Hi, my name is Breanna and I am the daughter of two therapists. I feel like it’s a disclaimer I should introduce myself with. “Forgive me while I analyze your continual need for affirmation, but did you have an absent father?” I joke that growing up in our house was similar to a never-ending group therapy session. Dinner table discussions could be intimidating for the “non-overcommunicating therapist” visitors. For me counseling was just a part of life. Everyone I knew went to counseling, even the counselors! It was natural and normal. Helpful and graceful.
But then I became an adult. I often find myself in situations asking “have you ever thought about seeing a counselor?” Nine times out of ten, the question is followed by a series of:
“Oh I don’t need that,”
“It’s just an off day,”
“I can’t afford it,”
“I don’t know where to go”,
or some variation of that.
It has taken me a long time to get used to these responses. There are people in my life, whom I love and adore, who are in broken hurting relationships. It’s so hard to sit down and hear these excuses when you love someone and want the best for them. There are a lot of stigmas against counseling, against asking for help, against admitting the need for help. I asked my dad, Matt Barnhill, to share with me his thoughts about these stigmas and it was too good not to share.
In over 33 years of counseling I have seen two ends of the continuum. There are the couples who say “we have our attorney, our trainer, our accountant, our therapist…” and it is considered a normal essential part of life. Sometimes it’s a prideful thing but most times, it’s simply a smart thing. The most successful people in business will tell you – know your weaknesses and surround yourself with people who are smarter and wiser than you. Continually seek guidance and growth and never settle.
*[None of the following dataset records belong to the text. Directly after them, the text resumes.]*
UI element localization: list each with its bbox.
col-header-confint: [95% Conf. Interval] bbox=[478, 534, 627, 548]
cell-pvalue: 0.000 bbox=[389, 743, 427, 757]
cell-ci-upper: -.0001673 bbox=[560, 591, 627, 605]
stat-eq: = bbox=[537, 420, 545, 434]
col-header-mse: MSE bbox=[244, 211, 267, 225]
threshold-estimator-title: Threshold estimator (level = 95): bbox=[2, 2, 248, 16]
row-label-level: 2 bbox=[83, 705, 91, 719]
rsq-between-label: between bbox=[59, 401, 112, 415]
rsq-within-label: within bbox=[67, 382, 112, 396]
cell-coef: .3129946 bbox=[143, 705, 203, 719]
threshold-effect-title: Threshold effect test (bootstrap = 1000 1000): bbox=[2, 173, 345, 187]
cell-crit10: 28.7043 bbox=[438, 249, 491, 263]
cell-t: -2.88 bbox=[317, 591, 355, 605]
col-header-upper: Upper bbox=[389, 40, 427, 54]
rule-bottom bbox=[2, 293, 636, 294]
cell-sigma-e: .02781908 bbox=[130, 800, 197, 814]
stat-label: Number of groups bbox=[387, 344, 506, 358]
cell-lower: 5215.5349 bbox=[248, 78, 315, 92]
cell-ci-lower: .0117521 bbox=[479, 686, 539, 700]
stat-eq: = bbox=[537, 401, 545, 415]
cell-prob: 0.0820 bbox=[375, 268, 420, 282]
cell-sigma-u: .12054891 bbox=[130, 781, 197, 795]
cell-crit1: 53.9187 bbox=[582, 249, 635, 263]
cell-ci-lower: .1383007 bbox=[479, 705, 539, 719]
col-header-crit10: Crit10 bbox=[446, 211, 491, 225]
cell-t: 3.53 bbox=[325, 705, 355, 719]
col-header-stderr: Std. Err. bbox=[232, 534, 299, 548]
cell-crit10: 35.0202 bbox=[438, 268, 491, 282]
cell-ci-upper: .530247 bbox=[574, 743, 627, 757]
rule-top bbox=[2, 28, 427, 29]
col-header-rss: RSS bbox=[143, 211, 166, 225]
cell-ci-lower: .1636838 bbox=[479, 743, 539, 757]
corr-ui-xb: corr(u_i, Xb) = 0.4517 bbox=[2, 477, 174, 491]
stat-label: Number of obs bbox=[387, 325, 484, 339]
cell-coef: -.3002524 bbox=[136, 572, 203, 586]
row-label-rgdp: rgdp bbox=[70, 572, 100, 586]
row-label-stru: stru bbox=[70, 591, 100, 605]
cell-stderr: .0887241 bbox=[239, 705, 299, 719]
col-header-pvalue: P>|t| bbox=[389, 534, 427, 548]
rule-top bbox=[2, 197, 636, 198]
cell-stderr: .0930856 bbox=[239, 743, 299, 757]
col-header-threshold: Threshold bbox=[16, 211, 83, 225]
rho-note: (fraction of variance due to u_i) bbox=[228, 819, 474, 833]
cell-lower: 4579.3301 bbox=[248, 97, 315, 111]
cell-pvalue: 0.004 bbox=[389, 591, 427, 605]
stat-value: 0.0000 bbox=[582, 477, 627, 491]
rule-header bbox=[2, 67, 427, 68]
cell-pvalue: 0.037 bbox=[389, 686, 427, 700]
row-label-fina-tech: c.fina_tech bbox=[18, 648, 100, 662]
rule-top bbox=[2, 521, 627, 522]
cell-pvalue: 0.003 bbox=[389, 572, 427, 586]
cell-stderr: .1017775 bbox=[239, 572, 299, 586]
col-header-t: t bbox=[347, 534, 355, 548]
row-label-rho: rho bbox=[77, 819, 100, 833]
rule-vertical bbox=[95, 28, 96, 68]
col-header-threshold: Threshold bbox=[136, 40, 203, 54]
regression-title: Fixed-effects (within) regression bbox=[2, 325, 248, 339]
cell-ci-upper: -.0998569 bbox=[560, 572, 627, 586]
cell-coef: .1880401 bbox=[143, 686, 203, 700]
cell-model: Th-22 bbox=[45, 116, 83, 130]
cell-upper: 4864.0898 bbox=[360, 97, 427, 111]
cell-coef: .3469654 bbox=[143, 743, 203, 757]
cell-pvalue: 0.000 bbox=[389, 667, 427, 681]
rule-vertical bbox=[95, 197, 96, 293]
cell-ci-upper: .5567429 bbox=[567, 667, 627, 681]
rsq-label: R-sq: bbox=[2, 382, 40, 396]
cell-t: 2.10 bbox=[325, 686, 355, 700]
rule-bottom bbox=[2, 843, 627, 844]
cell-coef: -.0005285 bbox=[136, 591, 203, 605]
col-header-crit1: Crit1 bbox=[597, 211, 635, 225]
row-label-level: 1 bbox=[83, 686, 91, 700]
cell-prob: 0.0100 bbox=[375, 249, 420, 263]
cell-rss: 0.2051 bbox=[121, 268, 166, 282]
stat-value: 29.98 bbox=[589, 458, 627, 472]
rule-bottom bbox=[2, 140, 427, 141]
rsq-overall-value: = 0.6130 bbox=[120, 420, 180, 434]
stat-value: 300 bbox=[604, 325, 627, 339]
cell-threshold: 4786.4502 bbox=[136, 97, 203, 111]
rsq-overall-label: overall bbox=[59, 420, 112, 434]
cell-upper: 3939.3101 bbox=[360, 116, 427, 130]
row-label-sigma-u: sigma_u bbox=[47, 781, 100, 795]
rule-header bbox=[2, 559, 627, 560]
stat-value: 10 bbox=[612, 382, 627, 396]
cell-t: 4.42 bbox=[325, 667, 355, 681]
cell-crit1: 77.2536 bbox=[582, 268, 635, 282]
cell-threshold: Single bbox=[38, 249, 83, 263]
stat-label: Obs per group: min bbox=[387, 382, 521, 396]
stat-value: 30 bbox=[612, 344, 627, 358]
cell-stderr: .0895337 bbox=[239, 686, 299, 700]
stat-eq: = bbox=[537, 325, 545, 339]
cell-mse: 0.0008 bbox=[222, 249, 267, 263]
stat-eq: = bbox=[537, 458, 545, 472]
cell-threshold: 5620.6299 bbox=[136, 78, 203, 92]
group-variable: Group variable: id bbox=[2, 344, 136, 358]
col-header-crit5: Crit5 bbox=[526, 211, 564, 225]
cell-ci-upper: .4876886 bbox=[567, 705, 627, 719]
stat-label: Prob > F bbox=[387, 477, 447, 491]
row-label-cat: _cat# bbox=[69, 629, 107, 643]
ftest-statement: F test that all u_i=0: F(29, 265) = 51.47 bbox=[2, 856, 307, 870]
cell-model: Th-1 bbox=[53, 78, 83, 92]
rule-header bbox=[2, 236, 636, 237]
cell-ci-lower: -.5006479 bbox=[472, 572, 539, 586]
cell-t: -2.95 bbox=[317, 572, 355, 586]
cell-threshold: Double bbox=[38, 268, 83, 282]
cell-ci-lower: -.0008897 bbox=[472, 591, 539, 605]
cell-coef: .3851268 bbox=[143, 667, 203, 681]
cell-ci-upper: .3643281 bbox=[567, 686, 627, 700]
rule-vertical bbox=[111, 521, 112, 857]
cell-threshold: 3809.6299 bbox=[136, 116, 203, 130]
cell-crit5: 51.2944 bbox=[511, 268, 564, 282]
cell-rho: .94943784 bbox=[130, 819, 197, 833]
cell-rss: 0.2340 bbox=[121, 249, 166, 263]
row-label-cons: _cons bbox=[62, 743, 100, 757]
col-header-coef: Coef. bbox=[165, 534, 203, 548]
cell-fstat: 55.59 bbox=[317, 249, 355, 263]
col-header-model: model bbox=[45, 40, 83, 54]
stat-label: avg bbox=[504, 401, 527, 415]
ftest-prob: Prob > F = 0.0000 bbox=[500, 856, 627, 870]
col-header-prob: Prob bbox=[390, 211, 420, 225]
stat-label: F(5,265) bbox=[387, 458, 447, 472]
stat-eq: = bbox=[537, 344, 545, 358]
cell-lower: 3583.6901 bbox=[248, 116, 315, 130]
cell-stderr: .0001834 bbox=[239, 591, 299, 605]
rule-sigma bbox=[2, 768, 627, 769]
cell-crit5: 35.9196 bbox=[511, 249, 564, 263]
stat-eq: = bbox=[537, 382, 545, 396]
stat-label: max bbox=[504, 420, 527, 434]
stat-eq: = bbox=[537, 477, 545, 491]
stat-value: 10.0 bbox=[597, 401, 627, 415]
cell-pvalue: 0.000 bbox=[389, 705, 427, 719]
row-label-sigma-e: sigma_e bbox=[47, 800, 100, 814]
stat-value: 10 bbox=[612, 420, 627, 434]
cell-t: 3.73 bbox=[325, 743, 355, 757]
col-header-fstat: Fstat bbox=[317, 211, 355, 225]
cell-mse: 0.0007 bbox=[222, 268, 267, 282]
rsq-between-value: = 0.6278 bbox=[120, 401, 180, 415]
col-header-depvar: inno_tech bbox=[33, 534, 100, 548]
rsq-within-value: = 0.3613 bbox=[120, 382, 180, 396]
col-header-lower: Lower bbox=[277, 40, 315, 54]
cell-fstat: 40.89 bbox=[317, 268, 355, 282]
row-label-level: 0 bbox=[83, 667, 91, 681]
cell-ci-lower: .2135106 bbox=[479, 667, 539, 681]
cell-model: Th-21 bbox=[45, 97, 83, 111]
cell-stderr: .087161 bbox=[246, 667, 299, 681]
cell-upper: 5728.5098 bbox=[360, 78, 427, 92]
And then there is the other side of the spectrum. Those who have anxiety and embarrassment about having to ask for help. “I don’t want anyone to know I’m getting help or that I need help”. They believe they are capable of fixing it – and everything – by themselves. This belief system – that I should be able to fix it myself – implodes on them.
It’s as simple as, if your kid needs help with math, you hire a math tutor. If your pipes burst, you hire a plumber. We need help with relationships in the same way. If you never learned to resolve conflict or to communicate – you hire someone who can teach you. We have no problem browsing the aisles of Barnes and Noble picking up decorating how-to books, recipe books, and self-help books. So why do we let our pride get in the way? Why are we settling in less than great marriages, when we don’t have to? You have a choice.